Error while training/testing on different gpu architecture


(Pdakwale) #1

I am using open-nmt on a cluster maintained by slurm utility. Most of the gpus are NVIDIA pascal machines. Some are Maxwell. Slurm randomly assigns jobs to different devices depending on the availability. If I use a model trained on one architecture to test on another gpu architecture, it throws “invalid device error”.

cuda runtime error (8) : invalid device function at /tmp/luarocks_cutorch-scm-1-9435/cutorch/lib/THC/generic/THCTensorMath.cu:35

I have not faced this issue while using other torch applications or theano. Does Open-nmt restricts training and testing to be on same gpu architecture ? Is there a workaround for this ?
I am using latest torch version pulled on January 15th and open-nmt version pulled on January 16th.


(Guillaume Klein) #2

Did you copy the Torch installation from one machine to another?


(Pdakwale) #3

No. I installed torch on a head node which links to a common cuda repository shared on all the devices. I am not facing this error with other applications using cuda e.g. Open-NMT python version.


(Eva) #4

It seems a problem with torch/cudnn as @guillaumekln suggests.
You can find a discussion about a related here. , maybe a torch reinstallation can solve the problem.

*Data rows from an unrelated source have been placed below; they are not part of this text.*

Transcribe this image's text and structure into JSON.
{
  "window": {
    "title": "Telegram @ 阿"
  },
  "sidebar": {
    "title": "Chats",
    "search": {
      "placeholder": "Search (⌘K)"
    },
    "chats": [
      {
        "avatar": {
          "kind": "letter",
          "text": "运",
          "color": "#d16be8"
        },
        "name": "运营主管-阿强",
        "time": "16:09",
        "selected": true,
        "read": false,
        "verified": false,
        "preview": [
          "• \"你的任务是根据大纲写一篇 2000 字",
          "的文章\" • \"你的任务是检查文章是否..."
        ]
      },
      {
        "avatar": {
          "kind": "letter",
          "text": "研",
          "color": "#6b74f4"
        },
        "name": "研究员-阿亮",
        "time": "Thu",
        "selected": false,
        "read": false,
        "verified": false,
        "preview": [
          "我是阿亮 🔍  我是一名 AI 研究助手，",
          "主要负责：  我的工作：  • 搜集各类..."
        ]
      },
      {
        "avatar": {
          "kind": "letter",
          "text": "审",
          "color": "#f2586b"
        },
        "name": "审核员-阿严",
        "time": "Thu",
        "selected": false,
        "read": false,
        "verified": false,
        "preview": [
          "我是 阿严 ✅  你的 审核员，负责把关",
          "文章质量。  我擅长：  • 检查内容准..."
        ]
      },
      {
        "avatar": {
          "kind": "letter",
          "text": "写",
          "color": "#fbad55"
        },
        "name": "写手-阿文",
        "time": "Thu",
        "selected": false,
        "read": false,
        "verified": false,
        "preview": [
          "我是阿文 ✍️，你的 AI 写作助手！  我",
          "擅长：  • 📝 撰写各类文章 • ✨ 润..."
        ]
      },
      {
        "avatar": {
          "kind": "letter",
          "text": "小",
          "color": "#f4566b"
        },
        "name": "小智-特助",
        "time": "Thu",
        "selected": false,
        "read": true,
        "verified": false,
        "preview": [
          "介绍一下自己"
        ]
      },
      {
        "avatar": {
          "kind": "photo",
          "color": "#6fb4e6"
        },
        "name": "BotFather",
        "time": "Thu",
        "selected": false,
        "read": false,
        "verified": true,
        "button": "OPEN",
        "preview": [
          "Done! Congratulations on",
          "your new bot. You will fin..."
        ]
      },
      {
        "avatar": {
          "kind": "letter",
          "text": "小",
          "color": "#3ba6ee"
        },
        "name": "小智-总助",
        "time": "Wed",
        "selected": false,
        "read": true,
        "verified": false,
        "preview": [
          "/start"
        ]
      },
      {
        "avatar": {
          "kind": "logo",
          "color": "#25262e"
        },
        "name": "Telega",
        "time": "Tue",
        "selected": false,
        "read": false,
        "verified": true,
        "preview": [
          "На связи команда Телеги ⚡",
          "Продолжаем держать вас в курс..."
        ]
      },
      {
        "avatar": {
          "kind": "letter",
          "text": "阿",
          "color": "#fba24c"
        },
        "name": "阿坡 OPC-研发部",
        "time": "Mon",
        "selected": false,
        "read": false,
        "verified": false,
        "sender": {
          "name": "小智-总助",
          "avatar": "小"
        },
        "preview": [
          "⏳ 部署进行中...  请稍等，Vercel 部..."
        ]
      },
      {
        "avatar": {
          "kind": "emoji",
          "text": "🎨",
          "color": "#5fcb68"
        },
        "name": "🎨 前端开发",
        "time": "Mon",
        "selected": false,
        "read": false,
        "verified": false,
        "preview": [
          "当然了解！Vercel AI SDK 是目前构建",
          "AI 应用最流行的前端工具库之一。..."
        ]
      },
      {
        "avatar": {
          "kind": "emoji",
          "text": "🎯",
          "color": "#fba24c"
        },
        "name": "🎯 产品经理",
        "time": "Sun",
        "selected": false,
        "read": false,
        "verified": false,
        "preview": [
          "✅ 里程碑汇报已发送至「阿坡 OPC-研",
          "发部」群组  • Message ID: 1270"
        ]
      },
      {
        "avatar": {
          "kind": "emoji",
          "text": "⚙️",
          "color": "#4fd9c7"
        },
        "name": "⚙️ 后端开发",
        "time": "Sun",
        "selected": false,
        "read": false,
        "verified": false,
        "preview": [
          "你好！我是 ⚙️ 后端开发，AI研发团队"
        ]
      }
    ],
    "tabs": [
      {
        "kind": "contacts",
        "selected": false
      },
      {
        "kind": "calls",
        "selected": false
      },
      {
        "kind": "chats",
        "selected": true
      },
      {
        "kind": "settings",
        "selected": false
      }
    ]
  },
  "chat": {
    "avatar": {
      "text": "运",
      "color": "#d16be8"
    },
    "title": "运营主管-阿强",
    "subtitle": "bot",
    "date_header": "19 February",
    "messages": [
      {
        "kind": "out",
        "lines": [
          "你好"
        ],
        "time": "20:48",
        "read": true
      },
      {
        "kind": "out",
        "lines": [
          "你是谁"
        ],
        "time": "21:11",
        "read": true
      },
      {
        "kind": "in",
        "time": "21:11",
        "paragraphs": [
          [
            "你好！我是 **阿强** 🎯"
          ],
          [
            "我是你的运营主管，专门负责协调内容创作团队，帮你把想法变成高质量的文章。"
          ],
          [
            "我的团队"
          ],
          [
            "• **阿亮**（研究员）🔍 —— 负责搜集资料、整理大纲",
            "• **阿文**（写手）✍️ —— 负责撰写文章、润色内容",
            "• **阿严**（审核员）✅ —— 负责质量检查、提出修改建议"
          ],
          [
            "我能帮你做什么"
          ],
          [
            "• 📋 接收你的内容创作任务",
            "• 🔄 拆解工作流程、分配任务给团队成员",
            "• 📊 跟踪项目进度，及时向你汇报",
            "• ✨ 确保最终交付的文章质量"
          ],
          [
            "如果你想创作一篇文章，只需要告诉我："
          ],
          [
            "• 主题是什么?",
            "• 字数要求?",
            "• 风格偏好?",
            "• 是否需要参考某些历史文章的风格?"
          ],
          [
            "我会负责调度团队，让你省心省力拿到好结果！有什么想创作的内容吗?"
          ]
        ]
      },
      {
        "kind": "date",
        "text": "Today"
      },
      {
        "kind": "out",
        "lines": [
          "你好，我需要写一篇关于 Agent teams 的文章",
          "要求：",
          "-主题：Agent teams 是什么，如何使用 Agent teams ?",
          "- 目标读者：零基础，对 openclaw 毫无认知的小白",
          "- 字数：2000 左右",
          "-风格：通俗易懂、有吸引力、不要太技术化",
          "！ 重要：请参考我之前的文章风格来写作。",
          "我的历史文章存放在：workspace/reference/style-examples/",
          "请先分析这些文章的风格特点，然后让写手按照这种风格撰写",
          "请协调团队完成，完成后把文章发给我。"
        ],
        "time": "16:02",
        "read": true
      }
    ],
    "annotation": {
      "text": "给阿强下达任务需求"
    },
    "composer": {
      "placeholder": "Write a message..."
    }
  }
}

However, I will check first the CUDA_VISIBLE_DEVICES variable
You can set it doing in bash:

export CUDA_VISIBLE_DEVICES=0,1,2,3

This error can be related to a bad identifier used to refer to a gpu. For instance, using -gpuid 0 will not work when using a gpu model, because onmt will understand that you want to work on CPU.
A similar thing happens when you have 4 gpus but use -gpuid 5, because onmt won’t be able to find the indicated gpu.

Hope those ideas can help you.


(Guillaume Klein) #5

If you have a single Torch installation, you should target multiple architectures by setting the following environment variable before compiling Torch:

TORCH_CUDA_ARCH_LIST="Maxwell;Pascal"

Otherwise, only the code of the detected architecture will be generated. Other frameworks like PyTorch ship binaries compiled for all common architectures.

I hope this helps solving your issue.